An interest rate sensitivity analysis was performed to determine the impact on net profit of a reasonably possible
change in the interest rates prevailing as at September 30, with all other variables held constant. The impact on
net profit is the effect of changes in interest rates on the floating interest rates of financial assets and liabilities. This
impact is illustrated on the following table:
Impact on net profit
Change in 2025 2024
basis points Increase Decrease Increase Decrease
TT$ Instruments +/- 50 90 (90) 73 (73)
US$ Instruments +/- 50 42 (42) 39 (39)
KYD$ Instruments +/- 50 14 (14) 14 (14)
Other Currency Instruments +/- 50 9 (9) (4) 4
22.4.2 Currency risk
Currency risk is the risk that the value of a financial instrument will fluctuate due to changes in foreign exchange
rates. The Group’s exposure to the effects of fluctuations in foreign currency exchange rates arises mainly from
its investments and overseas subsidiaries and associates. The Group’s policy is to match the initial net foreign
currency investment with funding in the same currency. The Group also monitors its foreign currency position for
both overnight and intra-day transactions.

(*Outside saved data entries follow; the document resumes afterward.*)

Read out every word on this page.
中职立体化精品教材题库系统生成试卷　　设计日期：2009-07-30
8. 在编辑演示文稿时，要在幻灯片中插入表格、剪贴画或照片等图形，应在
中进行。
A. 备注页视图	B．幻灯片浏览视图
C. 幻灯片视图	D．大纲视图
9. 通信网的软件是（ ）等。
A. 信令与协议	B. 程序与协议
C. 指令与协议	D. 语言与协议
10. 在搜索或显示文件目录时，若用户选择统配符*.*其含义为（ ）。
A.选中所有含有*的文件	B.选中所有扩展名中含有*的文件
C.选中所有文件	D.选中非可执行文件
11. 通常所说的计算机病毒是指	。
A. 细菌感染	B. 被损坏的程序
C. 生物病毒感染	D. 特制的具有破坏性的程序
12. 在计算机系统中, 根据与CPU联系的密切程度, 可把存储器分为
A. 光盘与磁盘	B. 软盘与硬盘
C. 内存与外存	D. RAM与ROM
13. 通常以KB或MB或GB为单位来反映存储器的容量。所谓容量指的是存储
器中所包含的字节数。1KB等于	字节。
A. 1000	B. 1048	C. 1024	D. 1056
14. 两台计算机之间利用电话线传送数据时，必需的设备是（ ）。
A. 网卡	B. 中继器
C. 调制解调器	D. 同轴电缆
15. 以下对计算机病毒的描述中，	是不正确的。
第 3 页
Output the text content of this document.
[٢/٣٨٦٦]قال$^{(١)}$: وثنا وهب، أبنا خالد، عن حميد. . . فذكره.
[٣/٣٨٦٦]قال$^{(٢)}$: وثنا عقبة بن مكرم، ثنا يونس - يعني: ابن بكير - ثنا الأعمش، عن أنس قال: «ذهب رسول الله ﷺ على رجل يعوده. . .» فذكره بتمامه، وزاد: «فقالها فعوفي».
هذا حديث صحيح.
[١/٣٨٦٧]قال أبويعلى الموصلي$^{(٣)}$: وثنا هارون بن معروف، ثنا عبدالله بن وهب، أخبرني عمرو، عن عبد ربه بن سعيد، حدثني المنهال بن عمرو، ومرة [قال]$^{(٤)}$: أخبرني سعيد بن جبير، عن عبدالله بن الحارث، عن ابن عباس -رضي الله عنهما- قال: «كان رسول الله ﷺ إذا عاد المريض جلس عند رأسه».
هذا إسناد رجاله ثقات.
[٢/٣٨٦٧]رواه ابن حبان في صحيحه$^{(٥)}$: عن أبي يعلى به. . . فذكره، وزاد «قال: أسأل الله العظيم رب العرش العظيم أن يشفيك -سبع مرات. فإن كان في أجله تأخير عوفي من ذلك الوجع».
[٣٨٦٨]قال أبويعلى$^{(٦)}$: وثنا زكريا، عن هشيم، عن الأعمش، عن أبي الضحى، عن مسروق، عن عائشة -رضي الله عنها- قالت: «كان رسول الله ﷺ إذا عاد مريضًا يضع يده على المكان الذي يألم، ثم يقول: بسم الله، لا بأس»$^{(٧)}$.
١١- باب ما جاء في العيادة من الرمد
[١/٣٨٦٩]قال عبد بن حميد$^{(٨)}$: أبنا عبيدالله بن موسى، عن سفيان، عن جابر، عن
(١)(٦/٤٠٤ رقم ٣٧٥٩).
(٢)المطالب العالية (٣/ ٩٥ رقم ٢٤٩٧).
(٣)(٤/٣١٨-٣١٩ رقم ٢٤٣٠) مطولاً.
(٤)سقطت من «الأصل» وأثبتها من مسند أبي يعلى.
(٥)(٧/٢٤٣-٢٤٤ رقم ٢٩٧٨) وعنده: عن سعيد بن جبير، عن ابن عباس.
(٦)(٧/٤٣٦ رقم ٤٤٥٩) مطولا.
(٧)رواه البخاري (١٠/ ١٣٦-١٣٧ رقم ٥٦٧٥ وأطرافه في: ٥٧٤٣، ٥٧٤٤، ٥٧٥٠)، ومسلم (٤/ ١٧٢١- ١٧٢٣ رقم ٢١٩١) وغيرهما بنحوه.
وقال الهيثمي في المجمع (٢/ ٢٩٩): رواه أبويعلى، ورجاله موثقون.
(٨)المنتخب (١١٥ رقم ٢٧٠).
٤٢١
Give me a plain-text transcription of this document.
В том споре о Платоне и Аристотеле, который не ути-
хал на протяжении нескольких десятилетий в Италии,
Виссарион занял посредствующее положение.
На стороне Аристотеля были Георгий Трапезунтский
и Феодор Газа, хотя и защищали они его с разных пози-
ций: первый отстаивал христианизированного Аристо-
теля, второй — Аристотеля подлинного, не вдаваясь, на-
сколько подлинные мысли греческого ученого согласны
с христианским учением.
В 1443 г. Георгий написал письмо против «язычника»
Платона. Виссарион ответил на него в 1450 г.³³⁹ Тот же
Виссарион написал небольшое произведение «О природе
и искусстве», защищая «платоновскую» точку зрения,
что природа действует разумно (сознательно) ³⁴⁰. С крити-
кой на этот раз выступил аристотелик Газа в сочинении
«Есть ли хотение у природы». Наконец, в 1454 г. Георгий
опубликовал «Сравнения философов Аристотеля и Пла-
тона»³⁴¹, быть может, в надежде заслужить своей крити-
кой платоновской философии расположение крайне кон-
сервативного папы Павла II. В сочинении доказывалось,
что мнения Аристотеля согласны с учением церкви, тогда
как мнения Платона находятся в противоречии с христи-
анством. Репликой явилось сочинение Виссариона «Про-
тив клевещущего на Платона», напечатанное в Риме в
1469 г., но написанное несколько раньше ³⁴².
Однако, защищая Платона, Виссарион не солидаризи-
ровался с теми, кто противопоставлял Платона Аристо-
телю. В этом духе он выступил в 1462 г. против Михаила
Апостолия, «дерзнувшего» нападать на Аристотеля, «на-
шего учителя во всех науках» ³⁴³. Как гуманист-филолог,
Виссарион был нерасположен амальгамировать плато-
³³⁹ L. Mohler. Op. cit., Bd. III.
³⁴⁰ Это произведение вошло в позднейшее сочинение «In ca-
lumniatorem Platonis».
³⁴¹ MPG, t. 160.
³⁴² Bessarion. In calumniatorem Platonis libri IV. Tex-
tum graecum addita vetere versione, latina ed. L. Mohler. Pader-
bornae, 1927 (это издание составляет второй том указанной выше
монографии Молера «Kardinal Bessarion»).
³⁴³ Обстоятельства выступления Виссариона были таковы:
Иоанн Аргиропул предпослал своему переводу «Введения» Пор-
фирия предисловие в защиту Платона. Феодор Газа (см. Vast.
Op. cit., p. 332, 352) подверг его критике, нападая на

Changes in foreign exchange rates affect the Group’s earnings and equity through differences on the re-translation
of the net assets and related funding of overseas subsidiaries and associates, from the respective local currency
to Trinidad and Tobago dollars (TTD). Gains or losses on foreign currency investment in subsidiary and associated
undertakings are recognised in reserves. Gains or losses on related foreign currency funding are recognised in the
Consolidated statement of income.
The principal currencies of the Group’s subsidiary and associated company investments are TTD, United States
dollars (USD), Guyana dollars (GYD), Eastern Caribbean dollars (XCD), Barbados dollars (BDS), Ghana cedi (GHS),
Suriname dollars (SRD) and Cayman Island dollars (KYD).